Eine ernsthafte Debatte, darf also nicht dabei stehen bleiben, politische Ränder zu markieren, sondern sie muss die Frage nach der gesellschaftlichen Verankerung der Demokratie und deren zentraler Werte stellen und sie muss tatsächliche oder vermeintliche Demokratiedefizite thema tisieren. Das betrifft auf der einen Seite die Verbreitung menschenfeindlicher Einstellungsmuster, auf der anderen Seite aber auch die Frage, wie weit die Bürgerinnen und Bürger von Seiten des Staates ernst genommen und im politischen Prozess mitgenommen werden.
Nachtrag
Mit der Kritik des Extremismusbegriffs wird oft – nahe liegender weise – die Forderung verbunden, auch auf den Begriff des «Rechtsextremismus» zu verzichten. Gleichwohl verwenden auch ich alltagssprachlich dieses Wort, ohne im gleichen Atemzug die «Extremisten von links» nennen zu müssen. «Rechtsextremismus» fungiert dann als Sammelbegriff für
- autoritäre, antidemokratische Einstellungen
- einen völkischen Nationalismus, Rassismus und Antisemitismus
- weitere menschenfeindliche Einstellungen, die auf Ungleichwertigkeitsvorstellungen beruhen, wie Sexismus und Homophobie
- Antiindividualismus und Ablehnung des gesellschaftlichen und politischen Pluralismus.

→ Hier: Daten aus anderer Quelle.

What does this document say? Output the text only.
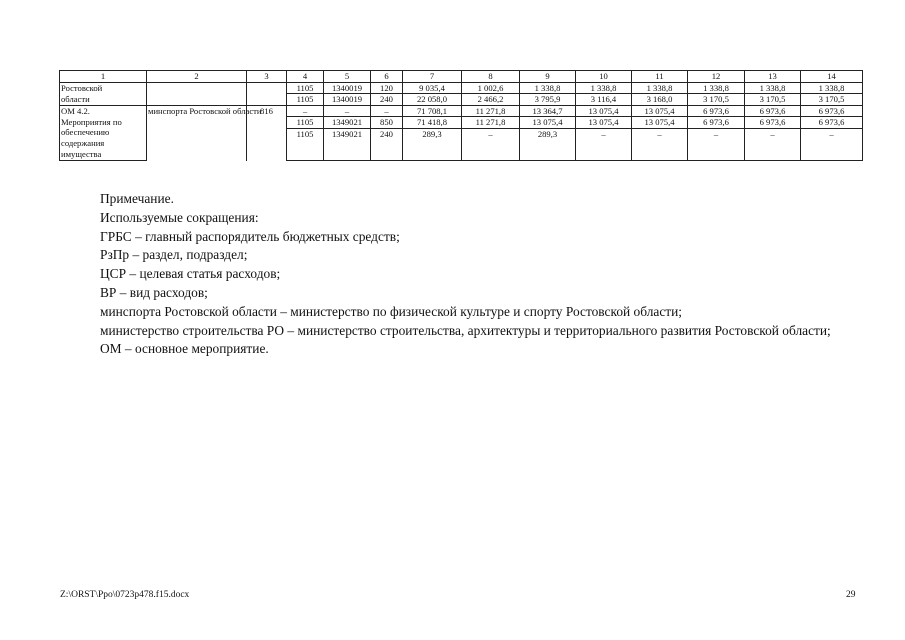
1	2	3	4	5	6	7	8	9	10	11	12	13	14
Ростовской			1105	1340019	120	9 035,4	1 002,6	1 338,8	1 338,8	1 338,8	1 338,8	1 338,8	1 338,8
области			1105	1340019	240	22 058,0	2 466,2	3 795,9	3 116,4	3 168,0	3 170,5	3 170,5	3 170,5
ОМ 4.2.	минспорта Ростовской области	816	–	–	–	71 708,1	11 271,8	13 364,7	13 075,4	13 075,4	6 973,6	6 973,6	6 973,6
Мероприятия по обеспечению содержания имущества			1105	1349021	850	71 418,8	11 271,8	13 075,4	13 075,4	13 075,4	6 973,6	6 973,6	6 973,6
			1105	1349021	240	289,3	–	289,3	–	–	–	–	–

Примечание.

Используемые сокращения:

ГРБС – главный распорядитель бюджетных средств;

РзПр – раздел, подраздел;

ЦСР – целевая статья расходов;

ВР – вид расходов;

минспорта Ростовской области – министерство по физической культуре и спорту Ростовской области;

министерство строительства РО – министерство строительства, архитектуры и территориального развития Ростовской области;

ОМ – основное мероприятие.

Z:\ORST\Ppo\0723p478.f15.docx	29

Nicht alle, die diesen Einstellungen ganz oder teilweise anhängen, sind Nazis. Der Begriff «Nazismus» ist als Sammelbegriff also ungeeignet. Der Begriff «Faschismus» erst recht!
Insofern spiegelt die unbefriedigende alltagssprachliche Praxis auch den Umstand, dass es auch den KritikerInnen des Extremismusbegriffs bislang noch nicht gelungen ist, einen adäquaten Ersatz zu schaffen.
Lieber Miro Jennerjahn,
hier scheint ein Tippfehler korrigiert werden zu müssen: „Der Gegenpart rechtsextremer [LINKSEXTREMER?] Ideologie besteht somit in einer Betonung und Stärkung von Menschenrechten und der Stärkung des Gedankens, dass alle Menschen gleich an Rechten sind. „
Nein, stimmt schon alles so. Aber danke der Nachfrage.